Auch die anderen Anforderungen an VHS-Standorte seien nicht einfach zu erfüllen. „Wir kooperieren mit der Volkshochschule in Aichwald, weil wir hier keine Computerkurse anbieten können“, erklärt Erlewein. Alle Themenbereiche lassen sich dennoch nicht abdecken, ist sie sich sicher. „Wir machen zum Beispiel keine Integrationskurse, weil der Aufwand für uns riesig ist. Ähnlich ist es mit Alphabetisierungskursen. Ich glaube einfach nicht, dass die zustandekommen würden.“ Zu den Sparten, die bedient werden müssen, gehört auch die berufliche Weiterbildung. „Das sind Kurse, in denen man teilweise auch Abschlüsse machen kann“, so Erlewein. Als Leiterin einer kleinen Volkshochschule bemühe sie sich stets, kostendeckend zu arbeiten. „Kurse anzubieten, von denen ich weiß, dass sie nicht voll werden oder dass ich keinen Dozenten dafür finde, widerspricht dieser Einstellung.“

Auch der Vorgang der Qualitätssicherung wäre für die VHS Baltmannsweiler – und damit für die Gemeinde – kostspielig, sagt Erlewein. „Es müsste eine Gruppe von fünf Leuten gebildet werden, die aus der VHS-Leitung, der Dozenten- und der Teilnehmerschaft kommen“, erklärt sie den Vorgang. „Diese müssen sich alle vier Wochen zusammensetzen und eine bestimmte Fragestellung bearbeiten. Zu jeder Rezertifizierung müssen sich diese Leute wieder zusammensetzen.“ Das werfe mehrere Probleme auf. „Zum einen macht das vermutlich niemand umsonst, man müsste also Sitzungsgeld zahlen. Das wären bestimmt 3000 Euro im Jahr.“ Zwar biete der Dachverband einmalig 3000 Euro für eine Erstzertifizierung. Allein die Zertifizierung selbst kostet aber 500 Euro. Das Zertifikat gilt dann drei Jahre. „Allerdings dauert der Prozess für die Rezertifizierung ein Jahr, sodass man nach zwei Jahren schon damit beginnen müsste.“ Zudem sei nicht gesichert, dass sich jedes Mal, wenn eine Rezertifizierung anstehe, die Gruppe wieder in der gleichen Besetzung zusammenfindet.
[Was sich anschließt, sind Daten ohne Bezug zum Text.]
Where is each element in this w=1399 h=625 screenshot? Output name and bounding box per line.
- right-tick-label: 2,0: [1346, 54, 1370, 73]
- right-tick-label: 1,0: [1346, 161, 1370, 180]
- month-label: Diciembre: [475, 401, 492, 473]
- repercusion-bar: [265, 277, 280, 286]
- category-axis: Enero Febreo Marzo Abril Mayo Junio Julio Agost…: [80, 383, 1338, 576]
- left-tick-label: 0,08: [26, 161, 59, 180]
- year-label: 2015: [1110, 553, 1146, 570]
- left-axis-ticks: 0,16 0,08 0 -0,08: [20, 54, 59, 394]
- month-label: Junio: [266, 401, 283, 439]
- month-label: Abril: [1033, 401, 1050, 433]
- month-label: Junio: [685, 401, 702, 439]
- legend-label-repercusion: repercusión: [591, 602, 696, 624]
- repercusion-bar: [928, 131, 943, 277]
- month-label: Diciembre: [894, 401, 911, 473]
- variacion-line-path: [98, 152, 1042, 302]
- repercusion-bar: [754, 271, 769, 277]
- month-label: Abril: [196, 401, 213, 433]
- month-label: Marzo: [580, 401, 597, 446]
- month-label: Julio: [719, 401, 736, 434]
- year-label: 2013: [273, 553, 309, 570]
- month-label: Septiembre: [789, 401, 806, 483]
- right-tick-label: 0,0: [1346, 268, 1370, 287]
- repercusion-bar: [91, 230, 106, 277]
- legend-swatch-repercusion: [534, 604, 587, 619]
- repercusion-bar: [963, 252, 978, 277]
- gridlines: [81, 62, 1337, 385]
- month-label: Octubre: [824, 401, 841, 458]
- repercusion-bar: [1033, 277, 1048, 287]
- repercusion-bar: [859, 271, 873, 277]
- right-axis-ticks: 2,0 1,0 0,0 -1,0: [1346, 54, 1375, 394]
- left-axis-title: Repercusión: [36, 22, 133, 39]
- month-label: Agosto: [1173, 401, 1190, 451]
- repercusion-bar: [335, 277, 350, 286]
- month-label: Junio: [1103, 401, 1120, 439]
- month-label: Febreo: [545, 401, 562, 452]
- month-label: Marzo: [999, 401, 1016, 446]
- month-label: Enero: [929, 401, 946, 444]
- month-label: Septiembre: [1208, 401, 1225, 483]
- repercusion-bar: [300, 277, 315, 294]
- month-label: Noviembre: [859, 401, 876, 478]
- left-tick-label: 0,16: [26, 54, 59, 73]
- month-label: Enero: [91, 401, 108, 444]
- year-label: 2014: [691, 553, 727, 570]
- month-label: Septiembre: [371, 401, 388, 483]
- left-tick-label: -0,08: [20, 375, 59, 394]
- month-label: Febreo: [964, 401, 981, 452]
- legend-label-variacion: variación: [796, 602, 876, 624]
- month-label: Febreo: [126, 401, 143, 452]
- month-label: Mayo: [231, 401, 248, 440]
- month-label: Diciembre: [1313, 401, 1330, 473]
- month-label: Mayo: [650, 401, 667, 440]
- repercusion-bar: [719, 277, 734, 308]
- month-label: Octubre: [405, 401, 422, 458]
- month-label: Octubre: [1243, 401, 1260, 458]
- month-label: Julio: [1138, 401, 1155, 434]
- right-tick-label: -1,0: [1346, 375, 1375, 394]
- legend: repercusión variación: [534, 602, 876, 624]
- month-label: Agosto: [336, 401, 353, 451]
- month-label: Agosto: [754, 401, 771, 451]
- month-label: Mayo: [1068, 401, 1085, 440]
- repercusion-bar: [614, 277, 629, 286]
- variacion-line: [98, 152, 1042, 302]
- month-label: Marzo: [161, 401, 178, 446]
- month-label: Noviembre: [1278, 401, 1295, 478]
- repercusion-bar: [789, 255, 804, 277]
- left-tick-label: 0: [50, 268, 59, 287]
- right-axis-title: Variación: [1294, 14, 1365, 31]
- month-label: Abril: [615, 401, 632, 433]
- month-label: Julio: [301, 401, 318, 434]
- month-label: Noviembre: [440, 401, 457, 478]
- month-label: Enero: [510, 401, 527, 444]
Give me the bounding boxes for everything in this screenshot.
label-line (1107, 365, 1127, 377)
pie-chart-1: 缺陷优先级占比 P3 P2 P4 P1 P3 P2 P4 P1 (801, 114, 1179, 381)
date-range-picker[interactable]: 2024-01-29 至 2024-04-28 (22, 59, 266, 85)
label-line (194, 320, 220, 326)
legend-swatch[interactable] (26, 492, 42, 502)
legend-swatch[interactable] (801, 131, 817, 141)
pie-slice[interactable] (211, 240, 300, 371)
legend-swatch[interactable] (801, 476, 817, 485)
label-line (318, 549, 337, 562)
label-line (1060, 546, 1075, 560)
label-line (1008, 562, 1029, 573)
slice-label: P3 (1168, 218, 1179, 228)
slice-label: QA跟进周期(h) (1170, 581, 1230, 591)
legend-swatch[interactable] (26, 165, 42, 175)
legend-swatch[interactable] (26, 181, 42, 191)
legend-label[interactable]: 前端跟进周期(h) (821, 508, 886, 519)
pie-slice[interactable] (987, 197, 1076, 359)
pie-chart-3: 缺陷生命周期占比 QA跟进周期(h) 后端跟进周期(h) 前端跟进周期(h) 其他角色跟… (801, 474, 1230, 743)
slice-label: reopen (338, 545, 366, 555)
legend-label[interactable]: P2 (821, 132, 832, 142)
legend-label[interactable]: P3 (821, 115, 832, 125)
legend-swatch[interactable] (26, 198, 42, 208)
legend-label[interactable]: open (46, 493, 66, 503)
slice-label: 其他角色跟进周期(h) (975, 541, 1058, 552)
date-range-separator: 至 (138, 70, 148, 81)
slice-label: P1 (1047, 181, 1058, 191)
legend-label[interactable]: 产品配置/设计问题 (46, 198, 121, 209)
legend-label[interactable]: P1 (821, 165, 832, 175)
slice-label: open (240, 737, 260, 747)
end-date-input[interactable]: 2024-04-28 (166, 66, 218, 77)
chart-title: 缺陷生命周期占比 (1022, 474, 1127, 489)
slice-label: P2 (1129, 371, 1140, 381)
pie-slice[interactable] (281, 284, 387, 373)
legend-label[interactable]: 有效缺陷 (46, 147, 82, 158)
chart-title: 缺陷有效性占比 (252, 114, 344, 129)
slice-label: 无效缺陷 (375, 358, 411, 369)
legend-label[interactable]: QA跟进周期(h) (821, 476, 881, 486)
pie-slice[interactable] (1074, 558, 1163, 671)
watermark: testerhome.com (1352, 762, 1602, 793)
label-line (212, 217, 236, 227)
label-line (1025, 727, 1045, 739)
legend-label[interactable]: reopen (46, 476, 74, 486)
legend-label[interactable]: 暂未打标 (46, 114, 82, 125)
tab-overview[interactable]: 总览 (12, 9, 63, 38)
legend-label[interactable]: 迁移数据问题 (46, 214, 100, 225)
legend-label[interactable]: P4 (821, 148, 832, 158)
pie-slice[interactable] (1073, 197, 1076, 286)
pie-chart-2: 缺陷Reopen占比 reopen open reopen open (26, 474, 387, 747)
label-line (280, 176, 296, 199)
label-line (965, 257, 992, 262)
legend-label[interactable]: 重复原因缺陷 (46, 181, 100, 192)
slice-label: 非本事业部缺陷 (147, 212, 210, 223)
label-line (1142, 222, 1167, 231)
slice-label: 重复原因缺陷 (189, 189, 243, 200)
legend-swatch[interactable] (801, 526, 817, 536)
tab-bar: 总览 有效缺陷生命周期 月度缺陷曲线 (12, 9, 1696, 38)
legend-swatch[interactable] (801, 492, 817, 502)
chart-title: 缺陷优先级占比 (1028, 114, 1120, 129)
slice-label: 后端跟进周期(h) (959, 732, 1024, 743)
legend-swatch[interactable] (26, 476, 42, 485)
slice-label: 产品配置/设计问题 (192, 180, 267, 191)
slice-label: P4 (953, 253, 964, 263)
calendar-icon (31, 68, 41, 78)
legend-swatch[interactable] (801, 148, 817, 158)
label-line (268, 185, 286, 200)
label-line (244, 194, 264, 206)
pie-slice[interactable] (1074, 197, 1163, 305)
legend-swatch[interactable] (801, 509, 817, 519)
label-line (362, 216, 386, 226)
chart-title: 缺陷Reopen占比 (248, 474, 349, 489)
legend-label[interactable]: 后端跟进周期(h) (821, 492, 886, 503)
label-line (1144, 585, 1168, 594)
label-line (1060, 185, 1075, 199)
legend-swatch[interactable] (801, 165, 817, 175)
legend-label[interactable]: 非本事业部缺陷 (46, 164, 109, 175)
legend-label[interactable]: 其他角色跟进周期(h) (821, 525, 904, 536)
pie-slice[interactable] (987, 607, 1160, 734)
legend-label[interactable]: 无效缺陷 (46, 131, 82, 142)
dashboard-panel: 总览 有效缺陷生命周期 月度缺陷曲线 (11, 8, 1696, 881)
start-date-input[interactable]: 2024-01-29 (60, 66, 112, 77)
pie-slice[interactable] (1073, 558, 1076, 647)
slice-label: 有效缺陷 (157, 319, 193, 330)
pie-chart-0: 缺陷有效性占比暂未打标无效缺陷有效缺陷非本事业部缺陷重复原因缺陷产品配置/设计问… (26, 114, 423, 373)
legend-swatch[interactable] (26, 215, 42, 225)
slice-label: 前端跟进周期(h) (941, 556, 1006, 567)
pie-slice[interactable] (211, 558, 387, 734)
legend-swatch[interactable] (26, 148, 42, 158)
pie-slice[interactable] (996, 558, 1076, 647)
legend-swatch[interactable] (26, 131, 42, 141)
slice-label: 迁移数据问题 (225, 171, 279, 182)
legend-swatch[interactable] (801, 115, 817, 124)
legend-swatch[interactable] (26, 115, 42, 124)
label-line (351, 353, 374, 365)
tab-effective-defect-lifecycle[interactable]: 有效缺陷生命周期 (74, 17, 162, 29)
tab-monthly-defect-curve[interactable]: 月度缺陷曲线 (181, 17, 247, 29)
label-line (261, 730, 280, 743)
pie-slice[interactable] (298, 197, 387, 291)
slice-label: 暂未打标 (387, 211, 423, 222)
Aber auch ein eventueller Austritt aus dem Dachverband sei mit großen Schwierigkeiten verbunden. „Dann gäbe es für uns keine Zuschüsse mehr vom Land pro Unterrichtseinheit“, sagt sie. „Und ohne einen Dachverband kann man sich auch nicht auf solche Zuschüsse bewerben.“ Auch der Rechtsschutz, mit dem der Dachverband den VHS-Standorten den Rücken deckt, ginge verloren. Ein zusätzlicher Haken: Fortbildungen und Workshops, die der Dachverband für VHS-Mitarbeiter anbietet, könnten nicht mehr genutzt werden.

Die Entscheidung über die Zukunft der VHS Baltmannsweiler liegt unterdessen nicht bei Petra Erlewein. Stattdessen hat der Gemeinderat darüber zu entscheiden, in welcher Form die Bildungseinrichtung weiter besteht. „Ich erstelle gerade eine Liste mit Pros und Kontras der verschiedenen Varianten“, erklärt Erlewein. Diese soll dem Gremium spätestens Anfang 2020 vorgelegt werden.